Selon Time, les bureaux de la plateforme de médias sociaux X d'Elon Musk ont été perquisitionnés mardi matin par les procureurs français, et le propriétaire milliardaire a été convoqué à une audience en avril. La perquisition, menée par la division de lutte contre la cybercriminalité du parquet de Paris, ainsi que par l'unité nationale française de lutte contre la cybercriminalité et Europol, marque une escalade de l'enquête en cours sur X concernant des soupçons d'abus d'algorithmes, des allégations liées à des images truquées (deepfakes) et des préoccupations concernant les publications générées par le chatbot d'IA de la plateforme, Grok.
Le parquet de Paris a déclaré que la perquisition visait à garantir la conformité de X avec la loi française, notamment en ce qui concerne Grok, qui, selon la procureure en chef Laure Beccuau, a conduit à la diffusion de contenus illégaux, selon Time.
Par ailleurs, NPR a rapporté que le gouvernement syrien avait pris des mesures pour restituer des biens aux Juifs. En décembre, le gouvernement syrien a transféré le contrôle des sites juifs à l'organisation du patrimoine juif du chantre syro-américain Henry Hamra, selon NPR. Hamra est associé à la Grande Synagogue d'Alep, autrefois le centre d'une communauté juive florissante dans la ville du nord de la Syrie.

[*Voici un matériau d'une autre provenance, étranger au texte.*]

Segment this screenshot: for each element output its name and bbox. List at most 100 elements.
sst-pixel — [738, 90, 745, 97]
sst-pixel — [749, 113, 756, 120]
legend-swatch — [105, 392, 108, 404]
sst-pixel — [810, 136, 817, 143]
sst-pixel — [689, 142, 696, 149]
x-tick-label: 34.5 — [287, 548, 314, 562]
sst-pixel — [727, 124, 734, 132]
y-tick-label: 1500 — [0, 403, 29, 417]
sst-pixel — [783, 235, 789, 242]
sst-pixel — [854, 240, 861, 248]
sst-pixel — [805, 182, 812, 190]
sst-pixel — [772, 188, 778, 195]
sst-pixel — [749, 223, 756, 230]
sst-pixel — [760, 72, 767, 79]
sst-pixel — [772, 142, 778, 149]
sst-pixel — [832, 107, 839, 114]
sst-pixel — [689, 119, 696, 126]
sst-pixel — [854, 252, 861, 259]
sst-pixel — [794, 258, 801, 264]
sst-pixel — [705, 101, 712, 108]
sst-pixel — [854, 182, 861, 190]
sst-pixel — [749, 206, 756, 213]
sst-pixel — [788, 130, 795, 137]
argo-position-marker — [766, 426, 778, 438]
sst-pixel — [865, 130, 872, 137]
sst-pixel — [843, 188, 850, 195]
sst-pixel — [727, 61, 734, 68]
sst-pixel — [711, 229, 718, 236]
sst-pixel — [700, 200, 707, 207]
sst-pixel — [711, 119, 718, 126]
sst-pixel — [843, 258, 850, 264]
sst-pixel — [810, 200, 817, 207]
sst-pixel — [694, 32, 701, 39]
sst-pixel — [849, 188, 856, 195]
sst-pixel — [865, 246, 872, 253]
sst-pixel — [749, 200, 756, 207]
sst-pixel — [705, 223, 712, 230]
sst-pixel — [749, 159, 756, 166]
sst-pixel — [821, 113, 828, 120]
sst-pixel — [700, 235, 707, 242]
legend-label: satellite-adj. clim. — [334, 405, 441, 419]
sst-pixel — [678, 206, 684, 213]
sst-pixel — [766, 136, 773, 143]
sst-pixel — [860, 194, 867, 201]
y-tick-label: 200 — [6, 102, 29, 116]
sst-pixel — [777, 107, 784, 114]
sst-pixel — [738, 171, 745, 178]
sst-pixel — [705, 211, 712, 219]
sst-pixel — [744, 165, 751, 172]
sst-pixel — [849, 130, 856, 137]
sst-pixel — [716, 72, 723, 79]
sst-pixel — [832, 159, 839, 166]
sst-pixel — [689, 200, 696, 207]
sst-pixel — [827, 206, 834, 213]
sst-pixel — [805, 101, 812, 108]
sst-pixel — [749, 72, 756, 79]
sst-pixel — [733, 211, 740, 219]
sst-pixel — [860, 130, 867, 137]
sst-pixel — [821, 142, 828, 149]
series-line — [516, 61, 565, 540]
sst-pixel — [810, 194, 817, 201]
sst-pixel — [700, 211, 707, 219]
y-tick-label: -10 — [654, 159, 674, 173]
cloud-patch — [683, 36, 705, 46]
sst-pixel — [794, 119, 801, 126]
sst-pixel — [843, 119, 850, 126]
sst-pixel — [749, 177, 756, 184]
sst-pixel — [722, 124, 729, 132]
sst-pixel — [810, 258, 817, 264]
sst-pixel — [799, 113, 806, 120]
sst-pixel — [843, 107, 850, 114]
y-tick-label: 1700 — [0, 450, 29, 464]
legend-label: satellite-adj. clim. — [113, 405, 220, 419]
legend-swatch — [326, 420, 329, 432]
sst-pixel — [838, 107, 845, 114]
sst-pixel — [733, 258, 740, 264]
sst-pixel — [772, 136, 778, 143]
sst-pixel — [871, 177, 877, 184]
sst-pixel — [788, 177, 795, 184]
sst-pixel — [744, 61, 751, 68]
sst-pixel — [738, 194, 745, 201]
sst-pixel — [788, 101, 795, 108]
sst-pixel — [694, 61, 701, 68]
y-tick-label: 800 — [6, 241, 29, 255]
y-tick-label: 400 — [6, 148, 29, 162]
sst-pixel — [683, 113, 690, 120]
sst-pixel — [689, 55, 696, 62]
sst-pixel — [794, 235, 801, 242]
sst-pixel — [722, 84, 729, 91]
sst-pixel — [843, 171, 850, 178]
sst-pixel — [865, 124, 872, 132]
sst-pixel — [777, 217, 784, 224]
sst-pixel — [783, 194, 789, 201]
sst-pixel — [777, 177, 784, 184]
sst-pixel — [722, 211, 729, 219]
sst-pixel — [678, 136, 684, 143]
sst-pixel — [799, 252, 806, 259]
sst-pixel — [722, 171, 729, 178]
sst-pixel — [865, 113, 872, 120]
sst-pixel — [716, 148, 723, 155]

Pendant ce temps, Time a également rendu compte de la situation des immigrants haïtiens aux États-Unis. Un juge fédéral a temporairement bloqué lundi la décision de l'administration Trump de mettre fin à la désignation d'Haïti pour le statut de protection temporaire (T.P.S.), un programme d'immigration qui permet aux migrants de pays confrontés à des guerres ou à des catastrophes naturelles de rester temporairement aux États-Unis, selon Time. La fin de cette désignation, qui devait entrer en vigueur mardi, aurait signifié que plus de 300 000 Haïtiens auraient perdu leur statut juridique du jour au lendemain. L'administration Trump a déjà annoncé qu'elle ferait appel, ce qui laisse de nombreux Haïtiens craindre le pire. Time a cité un Haïtien disant : "Nous ne pouvons pas nous permettre le luxe de vivre comme si c'était une période normale, parce que ce n'est pas le cas."